Hay que decirle a todos quienes festinan con el culto de cierta izquierda a las herencias del siglo XX, que la UP y el MIR son justamente lo que hemos dejado de ser pero no por «conversos» (como a algunos les gusta llamarse), sino porque desbordamos sus límites y rebasamos sus insuficiencias para imaginar posibilidades de la transformación social que se ajusten al tiempo que nos toca vivir.
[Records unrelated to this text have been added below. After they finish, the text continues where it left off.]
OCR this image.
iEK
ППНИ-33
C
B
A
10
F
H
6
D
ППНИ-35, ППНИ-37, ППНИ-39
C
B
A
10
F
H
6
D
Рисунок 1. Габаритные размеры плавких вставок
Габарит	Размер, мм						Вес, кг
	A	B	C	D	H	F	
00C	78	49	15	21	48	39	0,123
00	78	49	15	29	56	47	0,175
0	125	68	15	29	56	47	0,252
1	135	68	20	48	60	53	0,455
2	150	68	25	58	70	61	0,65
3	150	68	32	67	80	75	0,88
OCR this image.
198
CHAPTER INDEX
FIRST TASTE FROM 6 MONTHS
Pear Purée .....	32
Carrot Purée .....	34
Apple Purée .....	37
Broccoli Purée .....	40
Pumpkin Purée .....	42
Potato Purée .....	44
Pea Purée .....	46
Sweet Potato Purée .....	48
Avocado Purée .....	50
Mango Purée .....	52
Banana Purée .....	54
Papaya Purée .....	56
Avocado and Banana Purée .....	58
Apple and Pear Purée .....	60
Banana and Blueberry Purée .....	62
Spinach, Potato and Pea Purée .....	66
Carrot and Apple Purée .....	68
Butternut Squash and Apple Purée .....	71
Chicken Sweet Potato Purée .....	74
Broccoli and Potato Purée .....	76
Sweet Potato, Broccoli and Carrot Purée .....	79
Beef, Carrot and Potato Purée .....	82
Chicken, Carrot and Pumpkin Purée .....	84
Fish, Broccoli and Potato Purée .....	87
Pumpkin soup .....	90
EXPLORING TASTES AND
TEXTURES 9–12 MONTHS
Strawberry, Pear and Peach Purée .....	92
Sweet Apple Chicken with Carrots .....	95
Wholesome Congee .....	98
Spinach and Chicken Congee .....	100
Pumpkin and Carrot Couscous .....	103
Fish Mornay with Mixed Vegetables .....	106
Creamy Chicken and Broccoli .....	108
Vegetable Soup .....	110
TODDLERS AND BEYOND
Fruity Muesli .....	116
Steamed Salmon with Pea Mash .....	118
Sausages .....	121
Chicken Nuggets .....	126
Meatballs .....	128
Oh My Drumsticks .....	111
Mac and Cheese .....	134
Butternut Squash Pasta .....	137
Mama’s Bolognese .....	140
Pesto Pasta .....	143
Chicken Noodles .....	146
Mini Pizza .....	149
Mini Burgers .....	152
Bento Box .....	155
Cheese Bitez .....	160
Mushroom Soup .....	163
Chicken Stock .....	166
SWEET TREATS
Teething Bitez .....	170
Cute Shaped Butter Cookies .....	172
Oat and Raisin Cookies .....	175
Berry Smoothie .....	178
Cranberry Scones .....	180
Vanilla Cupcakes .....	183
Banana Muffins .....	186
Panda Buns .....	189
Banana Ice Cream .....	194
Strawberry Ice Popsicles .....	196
El cambio histórico y la militancia son horizontes de sentido a los que no se puede ni se va a renunciar, pero eso no implica reivindicar un modelo agotado de modernización socialista, o un concepto ramplón de comunismo que lo termine ubicando junto al vendaval totalitario, ni tampoco imitar paradigmas organizativos que terminaron cercenados por sus propios engranajes autoritarios.
¿Qué sentido puede tener para nosotros la respuesta que Walter Benjamin considera necesaria -la politización del arte- ante el avance del fascismo por medio de la estetización de la política? Una vez más, habrá que insistir en que la desactivación del dispositivo del espectáculo no pasa por denunciar el engaño de la imagen y sustraerse absolutamente del ámbito comunicacional, sino por proporcionar otros significados a las imágenes y volverlas un espacio para la reflexión y confrontación de sentidos, articulando desde allí las resistencias ante el dominio de un poder escópico que busca hacer de la destrucción de la política un placer estético.